Justin Bieber okazuje się być kolejną gwiazdą, która dość kiepsko znosi krytykę pod swoim adresem. W ubiegły weekend jego urodziny zakończyły się skandalem, po tym jak po godzinie wyproszono go z drogiego klubu w Londynie. Potem jego koncert w o2 Arena zakończył się histerią nastoletnich fanek Biebera, który pojawił się na scenie spóźniony 2 godziny i nawet nie przeprosił. Zobacz: Spóźnił się 2 GODZINY! Dzieci musiały wyjść z koncertu!
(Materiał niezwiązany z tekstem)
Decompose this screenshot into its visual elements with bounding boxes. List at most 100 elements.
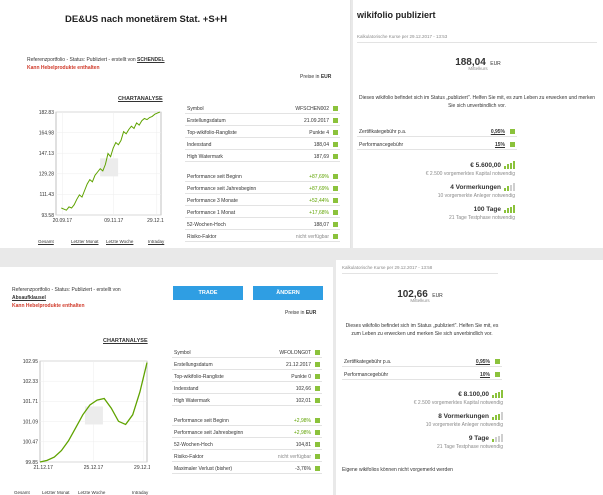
chart-range-link[interactable]: Gesamt <box>38 239 54 244</box>
fee-row: Performancegebühr 10% <box>342 369 502 380</box>
status-square-icon <box>333 234 338 239</box>
stat-sub: 21 Tage Testphase notwendig <box>449 215 515 221</box>
price-currency: EUR <box>490 61 501 67</box>
status-square-icon <box>315 386 320 391</box>
footer-note: Eigene wikifolios können nicht vorgemerk… <box>342 467 453 473</box>
stats-key: Symbol <box>187 106 204 112</box>
stats-key: Erstellungsdatum <box>174 362 213 368</box>
stats-row: Performance seit Jahresbeginn +87,69% <box>185 183 340 194</box>
stats-value: +17,68% <box>309 210 329 216</box>
trade-button[interactable]: TRADE <box>173 286 243 300</box>
stats-row: Performance 1 Monat +17,68% <box>185 207 340 218</box>
stats-key: Top-wikifolio-Rangliste <box>187 130 237 136</box>
stats-row: 52-Wochen-Hoch 188,07 <box>185 219 340 230</box>
fee-value[interactable]: 10% <box>479 372 490 378</box>
status-square-icon <box>315 362 320 367</box>
chart-analysis-link[interactable]: CHARTANALYSE <box>103 338 148 344</box>
fee-label: Performancegebühr <box>344 372 389 378</box>
stats-row: Symbol WFOLONG0T <box>172 347 322 358</box>
progress-bars-icon <box>492 389 503 398</box>
fee-row: Performancegebühr 15% <box>357 139 517 150</box>
leverage-warning: Kann Hebelprodukte enthalten <box>12 303 85 309</box>
top-portfolio-panel: DE&US nach monetärem Stat. +S+H Referenz… <box>0 0 351 248</box>
author-link[interactable]: Absaufklausel <box>12 295 46 301</box>
stat-main: 8 Vormerkungen <box>438 413 489 420</box>
stats-row: Performance seit Beginn +2,98% <box>172 415 322 426</box>
top-price-chart[interactable]: 182.83 164.98 147.13 129.28 111.43 93.58 20.09… <box>30 104 164 228</box>
currency-code: EUR <box>305 310 317 316</box>
stat-main: 100 Tage <box>473 206 501 213</box>
chart-range-link[interactable]: Letzte Woche <box>106 239 134 244</box>
chart-analysis-link[interactable]: CHARTANALYSE <box>118 96 163 102</box>
stats-value: +87,69% <box>309 186 329 192</box>
ref-line: Referenzportfolio - Status: Publiziert -… <box>27 57 165 63</box>
status-square-icon <box>495 372 500 377</box>
stats-value: Punkte 0 <box>291 374 311 380</box>
stats-key: High Watermark <box>174 398 210 404</box>
status-square-icon <box>333 106 338 111</box>
status-text: Dieses wikifolio befindet sich im Status… <box>345 323 499 337</box>
x-tick-label: 29.12.17 <box>134 465 150 471</box>
stats-value: 21.12.2017 <box>285 362 311 368</box>
publish-header: wikifolio publiziert <box>357 10 436 20</box>
status-square-icon <box>333 210 338 215</box>
status-square-icon <box>315 430 320 435</box>
stats-value: +2,98% <box>293 430 311 436</box>
stats-value: -3,76% <box>295 466 311 472</box>
stats-key: 52-Wochen-Hoch <box>174 442 213 448</box>
price-value: 188,04 <box>455 57 486 68</box>
stats-value: 104,81 <box>295 442 311 448</box>
stats-row: Erstellungsdatum 21.09.2017 <box>185 115 340 126</box>
watermark-logo <box>100 158 119 177</box>
fee-row: Zertifikategebühr p.a. 0,95% <box>357 126 517 137</box>
price-currency: EUR <box>432 293 443 299</box>
bottom-price-chart[interactable]: 102.95 102.33 101.71 101.09 100.47 99.85 21.12… <box>14 351 150 475</box>
stats-key: Risiko-Faktor <box>174 454 204 460</box>
stats-row: Symbol WFSCHEN002 <box>185 103 340 114</box>
currency-note: Preise in EUR <box>300 74 331 80</box>
status-square-icon <box>333 154 338 159</box>
x-tick-label: 21.12.17 <box>33 465 53 471</box>
status-square-icon <box>333 118 338 123</box>
stats-row: 52-Wochen-Hoch 104,81 <box>172 439 322 450</box>
y-tick-label: 102.33 <box>23 379 39 385</box>
calc-label: Kalkulatorische Kurse per 29.12.2017 - 1… <box>357 34 448 39</box>
stats-value: +2,98% <box>293 418 311 424</box>
price-block: 102,66 EUR <box>336 284 504 302</box>
stats-key: Erstellungsdatum <box>187 118 226 124</box>
stats-key: Performance seit Beginn <box>187 174 242 180</box>
top-publish-panel: wikifolio publiziert Kalkulatorische Kur… <box>353 0 603 248</box>
stats-value: 187,69 <box>313 154 329 160</box>
stat-main: € 8.100,00 <box>458 391 489 398</box>
currency-code: EUR <box>320 74 332 80</box>
fee-value[interactable]: 15% <box>494 142 505 148</box>
stats-value: WFOLONG0T <box>279 350 311 356</box>
chart-range-link[interactable]: Intraday <box>148 239 165 244</box>
status-square-icon <box>333 198 338 203</box>
stats-value: 21.09.2017 <box>303 118 329 124</box>
y-tick-label: 100.47 <box>23 440 39 446</box>
fee-row: Zertifikategebühr p.a. 0,95% <box>342 356 502 367</box>
fee-value[interactable]: 0,95% <box>475 359 490 365</box>
x-tick-label: 20.09.17 <box>53 218 73 224</box>
chart-range-link[interactable]: Intraday <box>132 490 149 495</box>
series-line <box>61 111 161 211</box>
stats-key: Performance seit Jahresbeginn <box>174 430 244 436</box>
price-block: 188,04 EUR <box>353 52 603 70</box>
chart-range-link[interactable]: Letzter Monat <box>42 490 70 495</box>
stats-value: +52,44% <box>309 198 329 204</box>
fee-value[interactable]: 0,95% <box>490 129 505 135</box>
chart-range-link[interactable]: Letzte Woche <box>78 490 106 495</box>
status-square-icon <box>510 142 515 147</box>
status-square-icon <box>315 398 320 403</box>
divider <box>357 42 597 43</box>
bottom-chart-svg: 102.95 102.33 101.71 101.09 100.47 99.8521.12… <box>23 359 150 471</box>
chart-range-link[interactable]: Gesamt <box>14 490 30 495</box>
status-square-icon <box>315 350 320 355</box>
stat-sub: 10 vorgemerkte Anleger notwendig <box>425 422 503 428</box>
author-link[interactable]: SCHENDEL <box>137 57 165 63</box>
progress-bars-icon <box>492 411 503 420</box>
change-button[interactable]: ÄNDERN <box>253 286 323 300</box>
stats-row: Indexstand 188,04 <box>185 139 340 150</box>
chart-range-link[interactable]: Letzter Monat <box>71 239 99 244</box>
Wczoraj wieczorem 19-letni gwiazdor wyszedł ze swojego londyńskiego hotelu... w masce gazowej. Tego samego dnia zamieścił na swoim Twitterze serię wpisów, które można nazwać dość niepokojącymi.
Tak długo, jak są ze mną moi przyjaciele, fani i rodzina, możecie sobie mówić o mnie, co chcecie! -napisał Justin. W oczach Boga wszyscy jesteśmy równi i tak samo odpowiadamy za swoje czyny. Osądzi mnie tylko jedna siła, której służę. Więc nadal będę sobą. Będę służył, śpiewał, występował, kochał, uśmiechał się, tańczył i bawił.
Koncert Biebera w Polsce już 25 marca.